1. Delete all backing image manager pods.
1. Delete all instance manager pods.
### Test plan
#### CI Pipeline
All existing tests should pass when the cluster has the storage network configured. We should consider having a new test pipeline for the storage network.
Infra Prerequisites:
- Secondary network interface added to each cluster instance.
- Multus deployed.
- Network-attachment-definition created.
- Routing is configured in all cluster nodes to ensure the network is accessible between instances.
- For AWS, disable network source/destination checks for each cloud-provider instance.

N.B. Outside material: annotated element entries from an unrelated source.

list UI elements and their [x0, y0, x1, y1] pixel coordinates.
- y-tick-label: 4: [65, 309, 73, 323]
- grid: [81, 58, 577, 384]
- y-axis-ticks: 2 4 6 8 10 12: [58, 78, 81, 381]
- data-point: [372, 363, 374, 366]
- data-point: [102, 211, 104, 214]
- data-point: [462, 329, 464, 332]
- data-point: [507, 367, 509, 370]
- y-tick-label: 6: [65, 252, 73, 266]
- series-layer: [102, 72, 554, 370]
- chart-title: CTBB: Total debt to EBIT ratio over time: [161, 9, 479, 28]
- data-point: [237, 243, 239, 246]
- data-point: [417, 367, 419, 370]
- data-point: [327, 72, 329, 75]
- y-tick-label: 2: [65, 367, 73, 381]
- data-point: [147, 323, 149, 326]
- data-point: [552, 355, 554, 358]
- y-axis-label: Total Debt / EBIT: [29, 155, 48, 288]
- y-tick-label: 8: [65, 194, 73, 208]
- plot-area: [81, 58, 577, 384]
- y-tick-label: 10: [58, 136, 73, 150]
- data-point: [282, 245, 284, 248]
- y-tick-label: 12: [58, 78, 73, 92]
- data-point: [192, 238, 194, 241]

#### Test storage-network setting
Scenario: `Engine`, `Replica` and `BackingImageManager` should use IP in `storage-network` `NetworkAttachmentDefinition` subnet/CIDR range after setting update.
### Upgrade strategy
[Some old instance manager pods are still running after upgrade](https://longhorn.io/kb/troubleshooting-some-old-instance-manager-pods-are-still-running-after-upgrade/).
Old engine instance managers do not have the gRPC proxy server for Manager to communicate.
Hence, we need to support backward compatibility.
Manager communication:
- Bump instance manager API version.
- Manager checks for incompatible version and fall back to requests through the engine binary.
Volume/Engine live upgrade:
- Keep live upgrade. This will be a soft notice for users to know we will not enforce any change in 1.3, but it will happen in 1.4.
## Note [optional]
`None`